Last summer, Dodge was driving through his small town in Northern Vermont when a cow pasture fence broke and one cow escaped. While driving cautiously through the herd of cows that ran loose, one cow came too close to Dodge’s car and kicked the driver side door, leaving the hefty dent.

At the end of last semester, senior Molly DeMellier said she was looking to sell her car after graduation in December. “Chevy” the Chevy was given to her during senior year of high school after her sister refused to drive the “Purple People Eater,” as DeMellier calls it. The 2006 two-door Chevy Cobalt, she said, is getting to the end of its life.

The “Purple People Eater” or “Chevy” was well known at the Norwich, N.Y. high school where the school color was purple.

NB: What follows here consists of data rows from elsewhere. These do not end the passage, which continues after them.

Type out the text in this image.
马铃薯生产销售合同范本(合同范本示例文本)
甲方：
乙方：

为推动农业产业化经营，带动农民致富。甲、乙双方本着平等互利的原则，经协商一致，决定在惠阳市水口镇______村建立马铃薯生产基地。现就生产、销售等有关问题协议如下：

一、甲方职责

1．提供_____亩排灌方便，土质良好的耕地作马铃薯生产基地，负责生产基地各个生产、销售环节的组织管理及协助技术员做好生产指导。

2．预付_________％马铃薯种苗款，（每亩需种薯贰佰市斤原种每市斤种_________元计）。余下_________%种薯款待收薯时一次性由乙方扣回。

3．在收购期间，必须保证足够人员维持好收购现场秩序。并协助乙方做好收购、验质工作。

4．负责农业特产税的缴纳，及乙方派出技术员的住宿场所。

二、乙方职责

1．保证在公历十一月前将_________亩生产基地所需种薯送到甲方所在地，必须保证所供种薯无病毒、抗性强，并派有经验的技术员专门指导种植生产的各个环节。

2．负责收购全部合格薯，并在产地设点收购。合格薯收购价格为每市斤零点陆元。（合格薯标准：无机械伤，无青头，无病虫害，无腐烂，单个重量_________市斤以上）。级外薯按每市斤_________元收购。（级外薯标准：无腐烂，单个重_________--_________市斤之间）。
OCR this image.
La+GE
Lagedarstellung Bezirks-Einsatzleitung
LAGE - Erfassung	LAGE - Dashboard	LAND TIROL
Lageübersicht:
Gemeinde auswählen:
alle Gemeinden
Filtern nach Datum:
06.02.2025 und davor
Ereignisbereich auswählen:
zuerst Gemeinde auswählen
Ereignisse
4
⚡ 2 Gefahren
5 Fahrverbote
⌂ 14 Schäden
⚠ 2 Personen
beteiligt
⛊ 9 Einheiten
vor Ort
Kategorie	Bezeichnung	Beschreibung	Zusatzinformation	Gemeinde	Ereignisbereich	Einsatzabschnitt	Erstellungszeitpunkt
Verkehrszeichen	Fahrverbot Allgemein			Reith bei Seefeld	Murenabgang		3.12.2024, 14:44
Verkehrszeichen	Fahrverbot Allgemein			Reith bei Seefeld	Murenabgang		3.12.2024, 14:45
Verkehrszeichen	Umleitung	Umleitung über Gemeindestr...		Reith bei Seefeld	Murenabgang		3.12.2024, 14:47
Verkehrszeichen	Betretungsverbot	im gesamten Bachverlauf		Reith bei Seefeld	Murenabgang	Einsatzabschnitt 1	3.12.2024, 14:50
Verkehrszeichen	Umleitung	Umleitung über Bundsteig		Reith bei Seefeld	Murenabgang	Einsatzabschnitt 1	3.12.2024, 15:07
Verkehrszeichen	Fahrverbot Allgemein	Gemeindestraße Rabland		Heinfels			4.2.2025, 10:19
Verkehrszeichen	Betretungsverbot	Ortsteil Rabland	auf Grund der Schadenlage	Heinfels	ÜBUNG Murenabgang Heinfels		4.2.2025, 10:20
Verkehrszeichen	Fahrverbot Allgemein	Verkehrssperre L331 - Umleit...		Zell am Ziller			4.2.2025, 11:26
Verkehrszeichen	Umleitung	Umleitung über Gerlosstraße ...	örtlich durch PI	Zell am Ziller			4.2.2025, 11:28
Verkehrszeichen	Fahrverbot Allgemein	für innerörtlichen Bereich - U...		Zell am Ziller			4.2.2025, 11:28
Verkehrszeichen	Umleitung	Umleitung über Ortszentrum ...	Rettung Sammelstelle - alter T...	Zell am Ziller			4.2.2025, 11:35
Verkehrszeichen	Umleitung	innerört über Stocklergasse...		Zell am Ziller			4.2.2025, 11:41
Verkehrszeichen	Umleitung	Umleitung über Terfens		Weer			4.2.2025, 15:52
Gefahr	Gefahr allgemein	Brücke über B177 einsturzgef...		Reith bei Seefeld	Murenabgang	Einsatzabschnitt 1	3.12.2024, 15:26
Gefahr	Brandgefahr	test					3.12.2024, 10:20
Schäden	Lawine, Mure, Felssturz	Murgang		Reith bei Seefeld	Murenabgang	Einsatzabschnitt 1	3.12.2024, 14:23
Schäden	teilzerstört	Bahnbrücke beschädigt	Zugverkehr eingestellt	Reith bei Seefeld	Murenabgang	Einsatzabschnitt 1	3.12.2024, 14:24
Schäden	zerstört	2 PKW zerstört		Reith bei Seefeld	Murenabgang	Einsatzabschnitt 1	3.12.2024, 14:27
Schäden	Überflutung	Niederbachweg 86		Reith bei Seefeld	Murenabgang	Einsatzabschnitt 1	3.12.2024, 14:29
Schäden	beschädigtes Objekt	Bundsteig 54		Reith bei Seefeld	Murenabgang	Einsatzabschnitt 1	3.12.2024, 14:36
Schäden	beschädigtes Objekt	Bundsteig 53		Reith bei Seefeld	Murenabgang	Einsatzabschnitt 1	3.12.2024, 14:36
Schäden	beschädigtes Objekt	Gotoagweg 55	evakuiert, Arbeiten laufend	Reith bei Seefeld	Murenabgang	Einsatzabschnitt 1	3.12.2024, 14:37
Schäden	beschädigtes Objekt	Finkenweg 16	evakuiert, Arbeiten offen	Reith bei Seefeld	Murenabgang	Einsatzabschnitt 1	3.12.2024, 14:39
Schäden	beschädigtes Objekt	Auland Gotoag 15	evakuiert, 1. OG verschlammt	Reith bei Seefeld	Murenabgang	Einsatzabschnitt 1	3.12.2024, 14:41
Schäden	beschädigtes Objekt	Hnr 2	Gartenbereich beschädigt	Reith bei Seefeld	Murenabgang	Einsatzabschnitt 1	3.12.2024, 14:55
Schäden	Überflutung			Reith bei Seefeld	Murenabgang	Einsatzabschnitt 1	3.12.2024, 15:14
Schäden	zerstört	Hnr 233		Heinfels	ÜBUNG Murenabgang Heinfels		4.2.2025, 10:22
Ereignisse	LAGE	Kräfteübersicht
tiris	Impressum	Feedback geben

“We were the purple tornados. I owned purple pride Friday,” she said.

“I wish it was a different color, with more doors. There are no power locks or power windows,” DeMellier said. “But I definitely have a strong left arm from rolling the window down so much.”

DeMellier has had quite a few adventures with “Chevy.”

Last winter, she discovered her battery was in the trunk. After her car died, she spent two hours on a cold winter’s night with the tow truck guy. “The tow guy of course wouldn’t listen to the 21-year-old girl suggesting we check the trunk.”

But knowing where the battery was would later come in handy. DeMellier would frequently have to retrieve the jumper pack from Public Safety and jump her car every time she wanted to drive.

“I would jump my car, then run my errands and jump it again. After digging around in my trunk and jumping my car in the Shaw’s parking lot in Fair Haven, I received a lot of strange looks,” she said with a laugh.

A strange cricket noise recently began to add to the personality of the car, DeMellier said. “I drive around with Jiminy Cricket now.”

DeMellier said she had a good run with her car, but she’s ready to see it go as she heads off to graduate school in New York to trade her license with a subway pass.

“I can’t wait,” DeMellier said. “Subways aren’t purple.”